認知症当事者の安積さん(左)らがトークに参加した

 安積さんは55歳の時に保険会社を早期退職し、介護福祉士の資格を取得。山梨県内でデイサービス生活指導員として働いた後、仙台で小規模多機能型居宅介護施設を開いた。

 在職中に物忘れなどを自覚し、受診したことでアルツハイマーと診断されたという。主治医の勧めで「認知症の人と家族の会宮城県支部」=仙台市=のつどいに参加しつつ、専門知識を持った当事者として「認知症の人の思いを共有する大切さ」を発信している。

 物忘れのような症状が出始めたのは、保険営業をしていた時。

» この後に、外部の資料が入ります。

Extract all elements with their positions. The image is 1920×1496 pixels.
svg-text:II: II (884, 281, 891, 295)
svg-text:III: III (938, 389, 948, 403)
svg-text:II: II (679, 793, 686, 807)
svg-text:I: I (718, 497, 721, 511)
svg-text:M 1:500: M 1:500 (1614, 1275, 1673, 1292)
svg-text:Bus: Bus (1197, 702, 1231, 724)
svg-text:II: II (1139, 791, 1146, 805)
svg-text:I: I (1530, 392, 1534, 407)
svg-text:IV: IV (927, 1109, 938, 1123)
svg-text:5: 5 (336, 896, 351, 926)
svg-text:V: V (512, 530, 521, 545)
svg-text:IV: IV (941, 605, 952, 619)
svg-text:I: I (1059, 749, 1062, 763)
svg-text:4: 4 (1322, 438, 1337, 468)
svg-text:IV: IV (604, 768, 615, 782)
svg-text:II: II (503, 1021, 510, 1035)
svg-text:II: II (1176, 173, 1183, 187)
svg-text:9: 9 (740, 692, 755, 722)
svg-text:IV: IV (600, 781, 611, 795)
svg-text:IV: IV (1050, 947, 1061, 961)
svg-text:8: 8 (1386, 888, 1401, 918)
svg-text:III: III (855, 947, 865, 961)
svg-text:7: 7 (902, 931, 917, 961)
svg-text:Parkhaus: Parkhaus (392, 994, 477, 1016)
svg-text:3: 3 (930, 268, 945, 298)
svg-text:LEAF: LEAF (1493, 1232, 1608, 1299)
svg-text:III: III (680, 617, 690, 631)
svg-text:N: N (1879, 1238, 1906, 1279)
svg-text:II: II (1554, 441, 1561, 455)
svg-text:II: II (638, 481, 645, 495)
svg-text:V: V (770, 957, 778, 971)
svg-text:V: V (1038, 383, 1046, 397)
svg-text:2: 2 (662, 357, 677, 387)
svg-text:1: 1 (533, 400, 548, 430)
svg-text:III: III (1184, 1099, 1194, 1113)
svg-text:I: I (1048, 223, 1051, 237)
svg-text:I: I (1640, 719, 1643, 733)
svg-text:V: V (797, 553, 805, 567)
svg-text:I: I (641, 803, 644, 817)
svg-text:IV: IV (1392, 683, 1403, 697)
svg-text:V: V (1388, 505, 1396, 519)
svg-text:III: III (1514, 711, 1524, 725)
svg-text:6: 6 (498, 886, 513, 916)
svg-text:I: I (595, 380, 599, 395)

「仕事の移動で駅に出向いても『なぜ私はここに来たのか』と思うことがよくあった」と安積さん。アルツハイマーを題材にした小説「明日の記憶」を読んだことなどで「ひょっとすると私もそうかもしれない」と思ったという。

 支援員の経験がある安積さんが特に強調したのは、認知症の人に対するケアプランのあり方。「よく持ち掛けられるのは『自分が思うようなケアプランをケアマネジャーが作ってくれない』という相談。介護やケアプランは誰のためのものか、今一度考えてほしい」と訴えた。

 その上で「私だって私のために必死に計画を立ててくれるケアマネジャーがほしい。私のために苦労する家族であってほしい。本当はそんなことを望んではいけないんでしょうけど」と吐露した。

気にかけ、いたわる地域へ

 一緒に登壇した認知症の人と家族の会宮城県支部代表の若生栄子さん(76)は「認知症の人と、その家族が一緒に幸せにならなければ安心して住み続けられる地域にはならない」と指摘。「地域や支援者は当事者と同じくらい、その家族の思いも大切にして」と呼び掛けた。

 トークに先立って東北福祉大学教授で認知症介護研究・研修センター長の加藤伸司さんが講演。介護者側の抱える問題に触れ、「家族はうつ状態や不安など精神症状を持つ傾向がある。認知症の人に何度も同じことを繰り返して言っても理解してもらえず、介護に対する精神的なねぎらいも少ない。それを周囲に理解してもらえないことが原因」と説いた。

 「手伝ってくれる人を探したり、行政・介護サービスを利用したり、いい意味で『手を抜いて』介護負担を減らすことが大切。在宅介護が最善とは限らない。地域の力も大切で、少し気にかけたり、いたわりの気持ちを持つだけで暮らしやすい社会になる」と支え合いを求めた。